# Do I need a stylist? Do I have to pay them?



## ddelplato (May 29, 2015)

I am working on concepts for an upcoming shoot that involves drag queens. The shoot involves a lot of wardrobe. I was thinking of hiring a stylist, but I don't fully understand what type of role the stylist would have. If I hire a stylist would I have to give them money to go out and find clothes they think would work for the shoot? Would they find places to borrow clothing from instead? Would I have to pay the stylist?

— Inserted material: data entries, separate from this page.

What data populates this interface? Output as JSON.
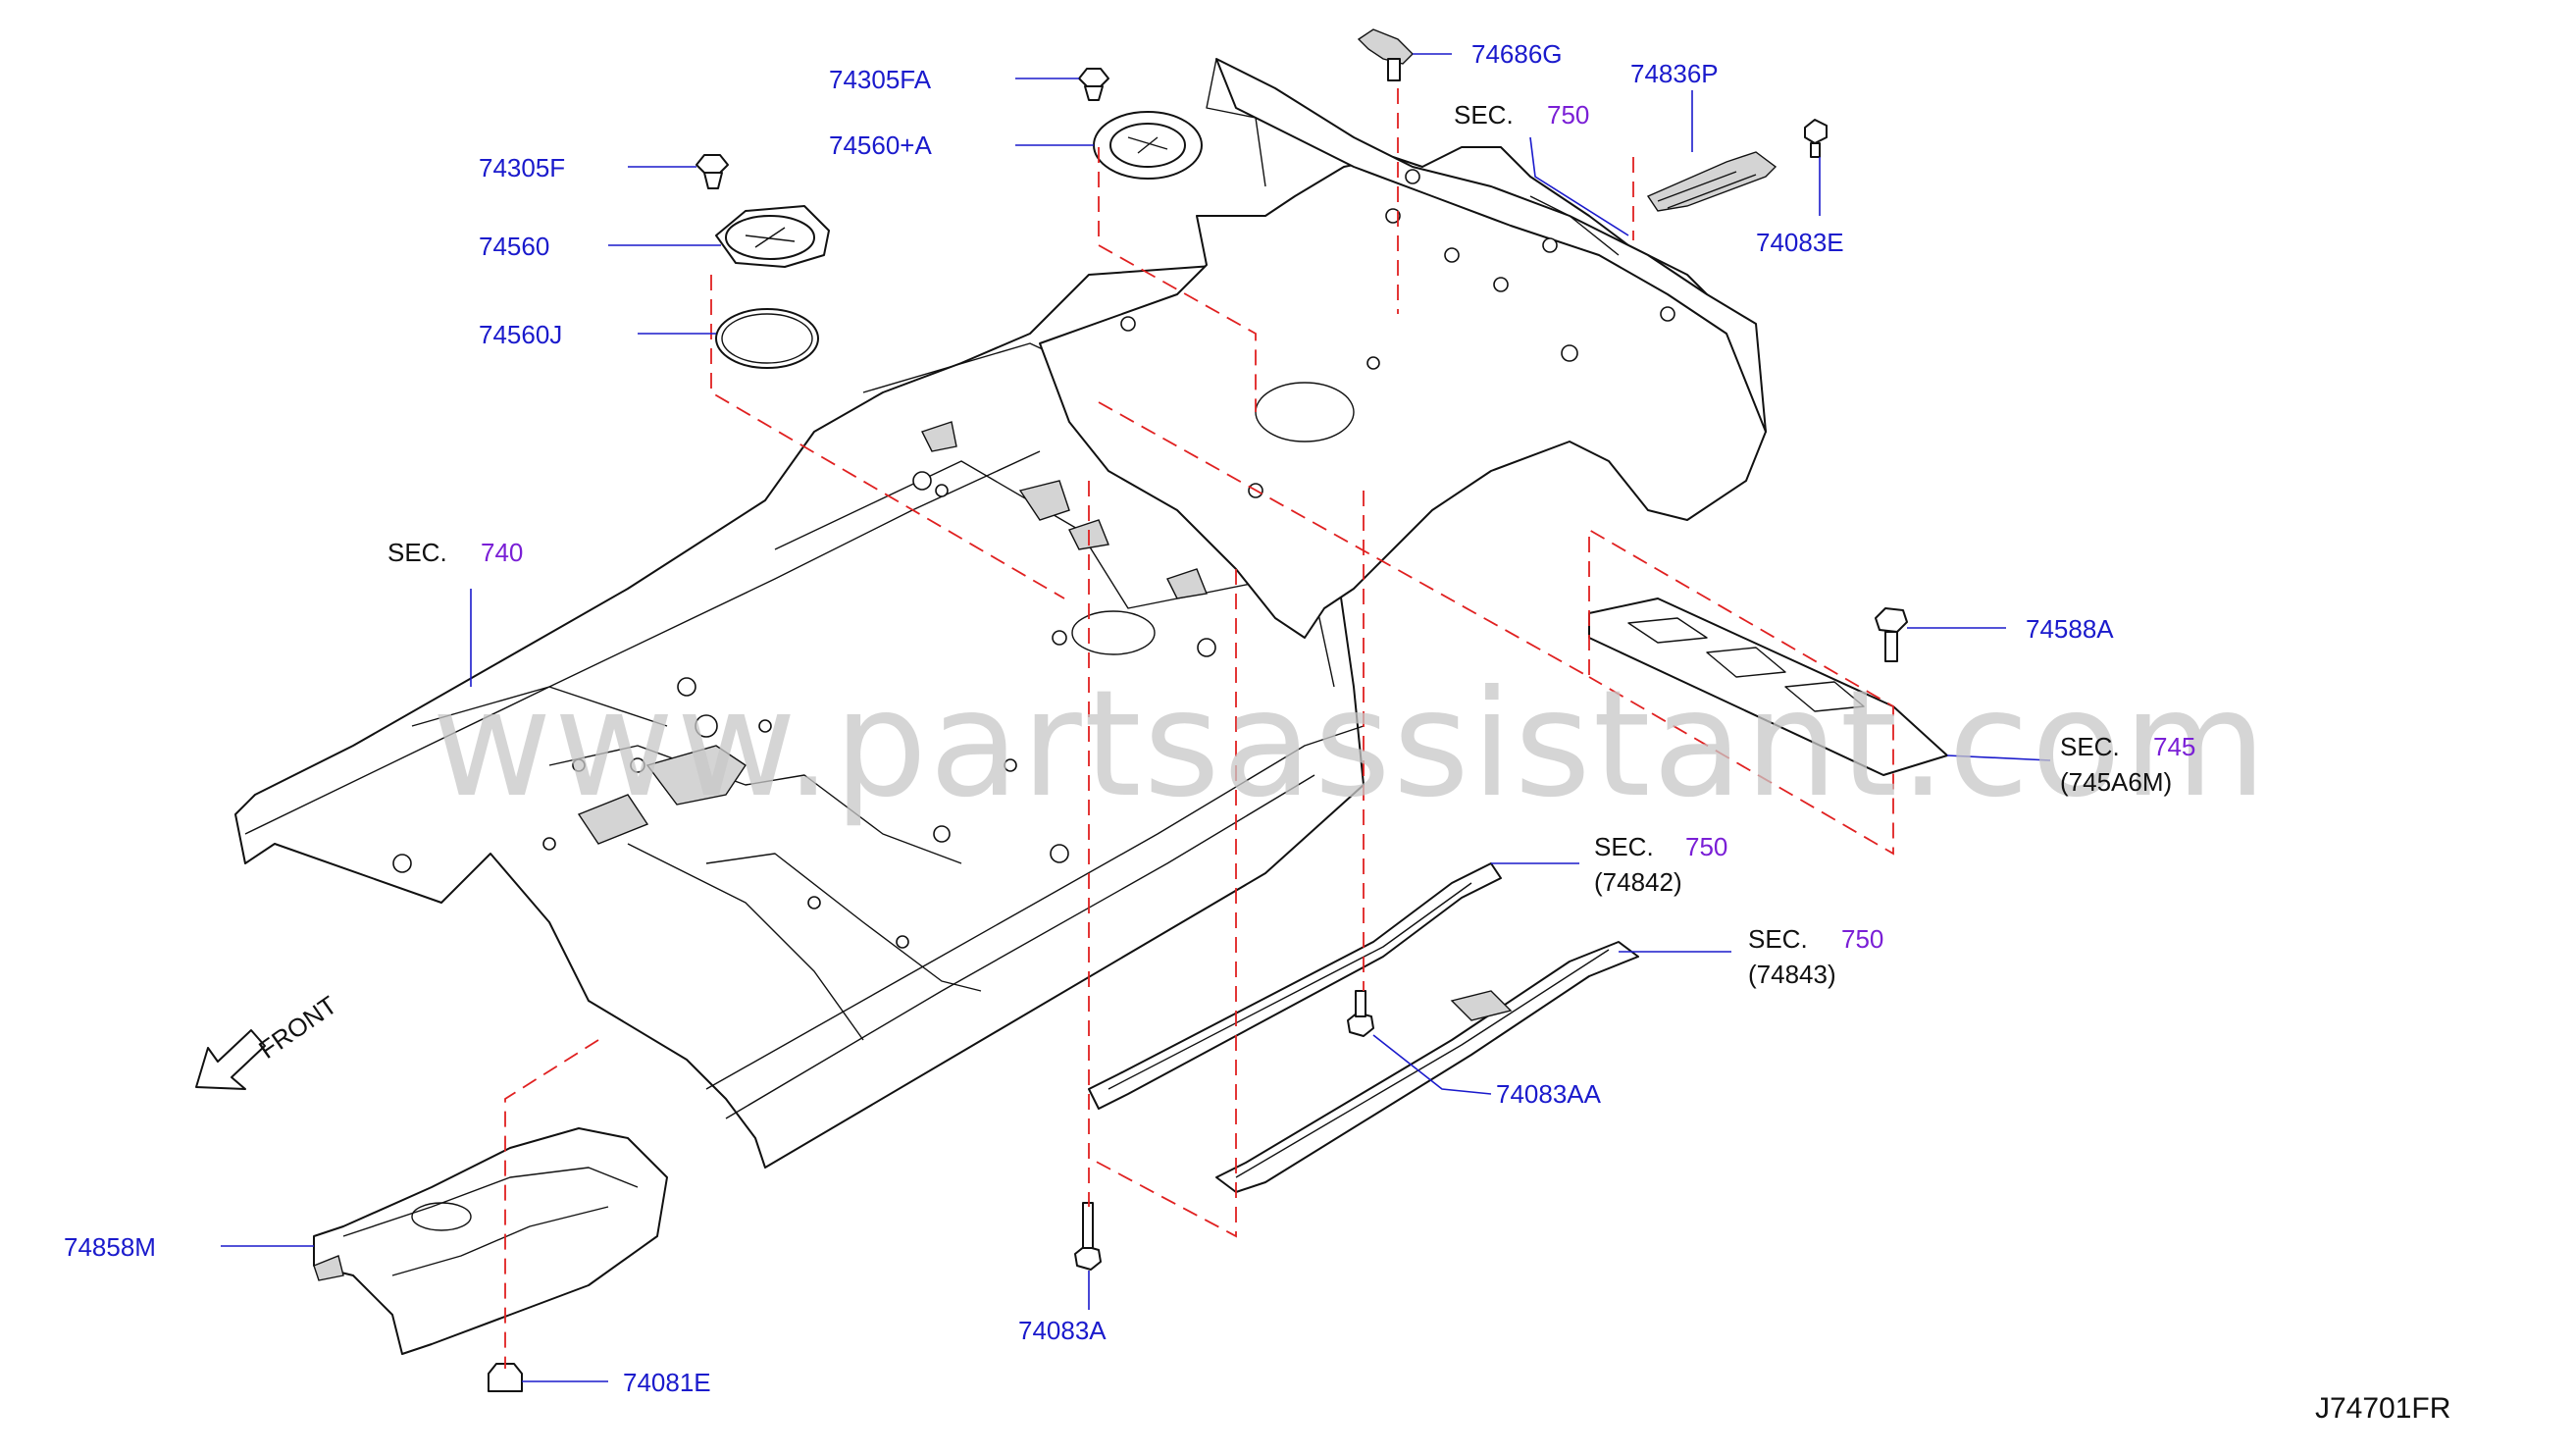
{
  "watermark": "www.partsassistant.com",
  "diagram_code": "J74701FR",
  "front_label": "FRONT",
  "sec_prefix": "SEC.",
  "parts": {
    "p74686G": "74686G",
    "p74836P": "74836P",
    "p74305FA": "74305FA",
    "p74560A": "74560+A",
    "p74305F": "74305F",
    "p74560": "74560",
    "p74560J": "74560J",
    "p74083E": "74083E",
    "p74588A": "74588A",
    "p74083AA": "74083AA",
    "p74083A": "74083A",
    "p74858M": "74858M",
    "p74081E": "74081E"
  },
  "sections": {
    "s750_top": {
      "num": "750"
    },
    "s740": {
      "num": "740"
    },
    "s745": {
      "num": "745",
      "sub": "(745A6M)"
    },
    "s750_mid": {
      "num": "750",
      "sub": "(74842)"
    },
    "s750_low": {
      "num": "750",
      "sub": "(74843)"
    }
  },
  "colors": {
    "part_label": "#1a1acc",
    "section_number": "#7a1fd6",
    "dashed_guide": "#e02020",
    "watermark": "#c8c8c8"
  }
}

Also do some boutiques lend out clothes to be featured in photos?

PLEASE HELP


----------



## KmH (May 29, 2015)

Are you being paid?
If so, what you charge should include any additional expenses you will incur to do the shoot.
For a commercial shoot I listed extra cost items in my estimate as individual line items.
Models, catering, parking, make up artist, assistant, stylist, extra equipment, whatever was needed.


----------



## tirediron (May 29, 2015)

It depends on how skilled you are and how complex the concept.  I know jack squat about hair, make-up, etc, so when I need it done right, I get someone that do it right.  I generally don't work for free, ergo...  That said, if you're doing this as a personal project, for fun, etc, and there's no money changing hands, try somewhere like Model Mayhem, you might find someone will to work TF*.


----------



## imagemaker46 (May 30, 2015)

Everyone deserves to get paid. Professional rule number one.


----------



## unpopular (May 30, 2015)

ddelplato said:


> Would I have to pay the stylist?


----------



## Designer (May 30, 2015)

"..involves drag queens"  Are the drag queens the models?  

I thought drag queens already had their own wardrobes.  

And why wouldn't they also be capable of doing their own styling?


----------